Les inspecteurs en grève depuis ce matin

Permis de conduire par Valérie Forgeront, journaliste L’inFO militante

Les inspecteurs et les délégués du permis de conduire sont en grève depuis ce matin, 15 mars, à l’initiative de trois syndicats dont le syndicat majoritaire, le SNICA-FO.

Les inspecteurs et les délégués du permis de conduire (1 300 fonctionnaires) sont en grève depuis ce 15 mars à l’appel de trois syndicats dont le syndicat majoritaire, le Snica-FO (68% des voix aux dernières élections).

Ce mouvement sera assorti le 17 mars d’un rassemblement national à Paris devant la délégation à la circulation et à la sécurité routière (DSCR).

Par ces actions, les inspecteurs fustigent les dérives de privatisation de l’examen du permis de conduire soumis à une vaste réforme depuis 2014 (dite loi Caseneuve reprise au sein de la loi Macron).

30 euros à payer pour passer le code

Une des conséquences de cette réforme consiste dès juin prochain à rendre payant le passage du code s’indigne le Snica-FO. Les candidats qui passeront l’examen théorique du code de la route devront en effet débourser 30 euros.

Cet examen pourrait même devenir plus coûteux. En effet, pour l’Autorité de la concurrence (autorité administrative indépendante née en 2008 de la loi de modernisation de l’Économie) il est impossible de fixer un tarif précis au nom de la libre concurrence…

Pour le Snica-FO « la seule réponse républicaine et responsable, ce sont des examens publics et gratuits dans toutes les catégories de permis ». Pour l’instant regrette le Snica-FO la tendance est inverse.

Après quelques expérimentations ces deux dernières années, notamment en faisant appel à des retraités de la fonction publique pour faire passer l’examen du code de la route, désormais celui-ci sera donc confié au secteur privé.
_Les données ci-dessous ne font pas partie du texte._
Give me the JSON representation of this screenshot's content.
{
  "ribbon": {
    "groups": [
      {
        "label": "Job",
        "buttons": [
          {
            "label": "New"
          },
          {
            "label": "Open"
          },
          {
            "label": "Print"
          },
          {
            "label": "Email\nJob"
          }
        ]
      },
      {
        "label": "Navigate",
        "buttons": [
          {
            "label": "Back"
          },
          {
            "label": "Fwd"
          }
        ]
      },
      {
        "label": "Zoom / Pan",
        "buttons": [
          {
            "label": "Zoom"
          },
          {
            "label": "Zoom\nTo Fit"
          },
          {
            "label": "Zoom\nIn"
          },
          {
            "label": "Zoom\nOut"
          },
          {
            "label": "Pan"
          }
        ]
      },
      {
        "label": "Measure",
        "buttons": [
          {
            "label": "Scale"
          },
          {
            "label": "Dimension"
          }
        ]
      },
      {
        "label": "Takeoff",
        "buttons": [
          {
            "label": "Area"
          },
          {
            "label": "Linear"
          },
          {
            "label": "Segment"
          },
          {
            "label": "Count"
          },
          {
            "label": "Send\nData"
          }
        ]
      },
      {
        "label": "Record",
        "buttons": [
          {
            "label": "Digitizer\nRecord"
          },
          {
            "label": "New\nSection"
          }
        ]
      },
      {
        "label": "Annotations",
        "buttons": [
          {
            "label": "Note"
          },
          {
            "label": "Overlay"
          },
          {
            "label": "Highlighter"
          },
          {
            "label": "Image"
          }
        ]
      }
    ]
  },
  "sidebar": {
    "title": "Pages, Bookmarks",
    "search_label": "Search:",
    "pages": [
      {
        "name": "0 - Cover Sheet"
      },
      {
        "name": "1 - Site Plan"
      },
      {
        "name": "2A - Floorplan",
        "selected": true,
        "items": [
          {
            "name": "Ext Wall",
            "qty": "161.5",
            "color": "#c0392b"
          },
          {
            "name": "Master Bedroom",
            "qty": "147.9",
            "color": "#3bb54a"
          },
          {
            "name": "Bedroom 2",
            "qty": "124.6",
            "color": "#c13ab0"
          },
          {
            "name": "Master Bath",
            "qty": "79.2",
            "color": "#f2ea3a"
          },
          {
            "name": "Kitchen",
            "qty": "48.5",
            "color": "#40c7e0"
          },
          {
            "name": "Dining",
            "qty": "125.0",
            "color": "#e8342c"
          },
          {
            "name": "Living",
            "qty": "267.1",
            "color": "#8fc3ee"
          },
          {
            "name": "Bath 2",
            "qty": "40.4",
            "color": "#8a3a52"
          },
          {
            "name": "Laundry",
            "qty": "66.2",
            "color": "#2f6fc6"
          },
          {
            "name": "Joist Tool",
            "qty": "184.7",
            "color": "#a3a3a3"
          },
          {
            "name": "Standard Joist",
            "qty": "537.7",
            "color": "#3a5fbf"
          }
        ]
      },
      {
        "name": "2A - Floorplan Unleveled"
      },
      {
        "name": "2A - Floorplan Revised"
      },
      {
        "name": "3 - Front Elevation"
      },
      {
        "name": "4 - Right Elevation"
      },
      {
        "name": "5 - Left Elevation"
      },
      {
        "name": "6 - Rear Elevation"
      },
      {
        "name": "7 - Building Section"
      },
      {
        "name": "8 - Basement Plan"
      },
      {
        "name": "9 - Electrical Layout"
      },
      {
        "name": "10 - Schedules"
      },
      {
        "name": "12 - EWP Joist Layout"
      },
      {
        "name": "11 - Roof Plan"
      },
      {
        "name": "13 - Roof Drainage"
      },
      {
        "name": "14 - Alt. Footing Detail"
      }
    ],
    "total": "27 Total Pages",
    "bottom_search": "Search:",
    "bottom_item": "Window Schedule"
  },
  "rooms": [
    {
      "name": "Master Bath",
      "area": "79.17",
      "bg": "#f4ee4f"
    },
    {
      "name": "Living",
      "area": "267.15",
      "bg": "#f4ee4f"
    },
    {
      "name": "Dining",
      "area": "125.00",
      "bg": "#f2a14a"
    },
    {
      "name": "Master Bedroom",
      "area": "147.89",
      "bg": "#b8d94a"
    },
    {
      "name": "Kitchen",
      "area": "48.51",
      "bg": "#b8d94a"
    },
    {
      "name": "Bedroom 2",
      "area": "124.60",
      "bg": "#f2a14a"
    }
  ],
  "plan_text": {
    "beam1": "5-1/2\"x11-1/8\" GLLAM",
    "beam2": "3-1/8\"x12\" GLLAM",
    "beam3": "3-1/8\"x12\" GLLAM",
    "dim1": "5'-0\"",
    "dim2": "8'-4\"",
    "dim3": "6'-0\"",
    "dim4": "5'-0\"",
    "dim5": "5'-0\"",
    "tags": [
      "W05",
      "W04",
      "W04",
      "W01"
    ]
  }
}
Les inspecteurs privés de contrôle

Des opérateurs tels La Poste ou encore Dekra (centres de contrôles techniques) seront chargés de faire passer le code aux 900 000 candidats qui se présentent chaque année à l’examen. Le code pourrait donc devenir un marché lucratif pour les opérateurs privés.

Les fonctionnaires contestent aussi vigoureusement l’organisation par l’État d’une absence de contrôle des auto-écoles et des centres de récupération de points en ce qui concerne les règles pédagogiques qu’ils doivent respecter.

« On n’effectue plus le contrôle de l’enseignement dispensé par les auto-écoles » s’inquiète le Snica-FO et les jeunes candidats désargentés peuvent en être les premières victimes.

« Comment la loi Macron peut-elle favoriser l’égalité des chances en déréglementant et en uberisant le monde l’auto-école ? » interroge encore le syndicat FO.

Depuis dix ans, s’insurge Pascale Maset, la secrétaire générale du Snica-FO « l’État a ôté aux inspecteurs toutes leur missions de contrôle, cela en prétendant que nous allions recentrer notre mission sur le passage du permis de conduire ».

L’argument de l’État consistait à expliquer qu’il fallait réduire très vite les délais d’attente pour le passage du permis.

Or explique FO il y a aujourd’hui un nombre trop élevé de places à l’examen comparé au nombre de candidats. Malgré cette situation qui peut notamment induire des pratiques discutables de la part des auto-écoles, la promesse faite en 2014 par le ministre de l’Intérieur de confier de nouveau aux inspecteurs leurs missions de contrôle des entreprises de conduite n’a toujours pas été tenue.

Cette mission de contrôle est cependant dans « l’intérêt du service public et des usagers » rappelle le Snica-FO qui porte cette fois cette revendication à travers la grève.